Le problème est très obscur[33]. S’il est vrai qu’Alexandre le Grand fut le premier à établir un pont en cet endroit, il n’est pas douteux qu’il fit faire un pont de bateaux[34]. Précisément, à propos de Séleucos, Pline emploie les mêmes termes : ponte iunxerat[35], qui peuvent convenir encore pour un pont de bateaux. En ce qui concerne les siècles suivants, nous sommes dénués d’informations. Rien n’indique clairement où Crassus franchit l’Euphrate la première fois ; du moins il le fit sans difficulté[36]. Il en fut autrement l’année d’après[37] — cette fois c’était sûrement à Zeugma, — et avant le transfert complet de l’armée, un tourbillon enflammé mit en pièces une partie des radeaux (σχεδίας)[38]. Donc il n’y avait pas alors de pont maçonné ; mais peut-être les Romains accomplirent-ils ce travail lorsqu’ils eurent définitivement consolidé leur autorité en Osrhoène.
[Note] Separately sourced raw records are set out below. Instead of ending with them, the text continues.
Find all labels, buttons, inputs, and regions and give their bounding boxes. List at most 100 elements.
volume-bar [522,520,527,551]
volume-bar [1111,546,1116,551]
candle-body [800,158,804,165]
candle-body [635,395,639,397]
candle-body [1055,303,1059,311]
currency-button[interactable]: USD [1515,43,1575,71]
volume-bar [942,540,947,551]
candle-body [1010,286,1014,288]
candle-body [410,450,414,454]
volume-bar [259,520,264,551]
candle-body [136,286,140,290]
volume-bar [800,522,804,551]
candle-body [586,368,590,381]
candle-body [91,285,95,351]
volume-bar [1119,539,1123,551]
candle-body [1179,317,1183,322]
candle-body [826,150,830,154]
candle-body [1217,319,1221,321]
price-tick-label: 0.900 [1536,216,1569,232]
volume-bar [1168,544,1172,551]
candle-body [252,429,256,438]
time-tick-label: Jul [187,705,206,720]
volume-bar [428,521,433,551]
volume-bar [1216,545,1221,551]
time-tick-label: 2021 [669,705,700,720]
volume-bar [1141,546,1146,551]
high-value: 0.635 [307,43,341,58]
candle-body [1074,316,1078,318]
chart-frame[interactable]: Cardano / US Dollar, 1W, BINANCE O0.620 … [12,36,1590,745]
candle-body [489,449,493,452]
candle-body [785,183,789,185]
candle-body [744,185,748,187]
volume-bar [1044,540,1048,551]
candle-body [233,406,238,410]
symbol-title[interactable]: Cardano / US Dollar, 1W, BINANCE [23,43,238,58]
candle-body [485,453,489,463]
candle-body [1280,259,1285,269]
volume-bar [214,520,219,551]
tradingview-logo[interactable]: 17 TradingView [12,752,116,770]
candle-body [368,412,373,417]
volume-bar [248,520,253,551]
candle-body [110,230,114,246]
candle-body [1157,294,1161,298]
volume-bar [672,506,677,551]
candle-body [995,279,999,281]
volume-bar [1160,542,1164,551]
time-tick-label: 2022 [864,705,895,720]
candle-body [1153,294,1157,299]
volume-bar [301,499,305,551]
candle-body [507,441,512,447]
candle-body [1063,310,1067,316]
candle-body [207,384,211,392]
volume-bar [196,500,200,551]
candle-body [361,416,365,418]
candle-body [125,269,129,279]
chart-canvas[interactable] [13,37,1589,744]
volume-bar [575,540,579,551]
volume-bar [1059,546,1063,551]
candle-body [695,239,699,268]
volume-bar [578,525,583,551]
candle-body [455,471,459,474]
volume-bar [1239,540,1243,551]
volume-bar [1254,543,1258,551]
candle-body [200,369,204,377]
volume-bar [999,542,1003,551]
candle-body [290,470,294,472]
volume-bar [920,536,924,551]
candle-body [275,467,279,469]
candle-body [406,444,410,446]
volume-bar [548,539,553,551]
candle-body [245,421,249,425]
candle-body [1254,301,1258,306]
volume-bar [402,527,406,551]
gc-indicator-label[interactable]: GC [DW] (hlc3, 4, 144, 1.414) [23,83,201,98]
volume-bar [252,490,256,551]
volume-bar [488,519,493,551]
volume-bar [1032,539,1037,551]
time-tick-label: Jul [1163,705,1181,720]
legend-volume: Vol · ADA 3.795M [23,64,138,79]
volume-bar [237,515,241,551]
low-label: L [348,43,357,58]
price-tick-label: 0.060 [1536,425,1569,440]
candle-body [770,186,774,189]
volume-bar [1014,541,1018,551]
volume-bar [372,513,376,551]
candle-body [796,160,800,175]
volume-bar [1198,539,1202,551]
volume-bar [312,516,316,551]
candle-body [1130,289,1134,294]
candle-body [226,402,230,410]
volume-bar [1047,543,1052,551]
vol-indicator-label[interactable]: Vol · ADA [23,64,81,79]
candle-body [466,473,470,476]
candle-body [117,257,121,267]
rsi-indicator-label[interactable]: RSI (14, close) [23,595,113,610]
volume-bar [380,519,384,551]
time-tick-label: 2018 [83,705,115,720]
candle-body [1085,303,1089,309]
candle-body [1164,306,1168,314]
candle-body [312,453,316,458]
Fig. 4. — Vallée de l’Euphrate à Zeugma.

Où convient-il de placer la ville de Zeugma, sur la rive gauche ou la rive droite ? Les textes et la topographie semblent en désaccord. D’une part, Ptolémée la met en Syrie, et Strabon confirme le renseignement[39]. D’un autre côté, il est certain que cet important passage était devant le Biredjik actuel, qui est sur la rive gauche. Eu face, le plateau, en contre bas, n’est nullement favorable à l’établissement d’une place[40]. D’ailleurs, certaines monnaies de Zeugma, de l’époque des Antonins[41], présentent un type caractéristique (fig. 5) : un temple juché au sommet d’un cône ; les globules figurés sur ce cône représentent schématiquement un rocher, et les gradins sur le côté sont les chemins en escalier conduisant au sommet. Le temple suffisait à symboliser la ville, qui aurait été placée sur une hauteur.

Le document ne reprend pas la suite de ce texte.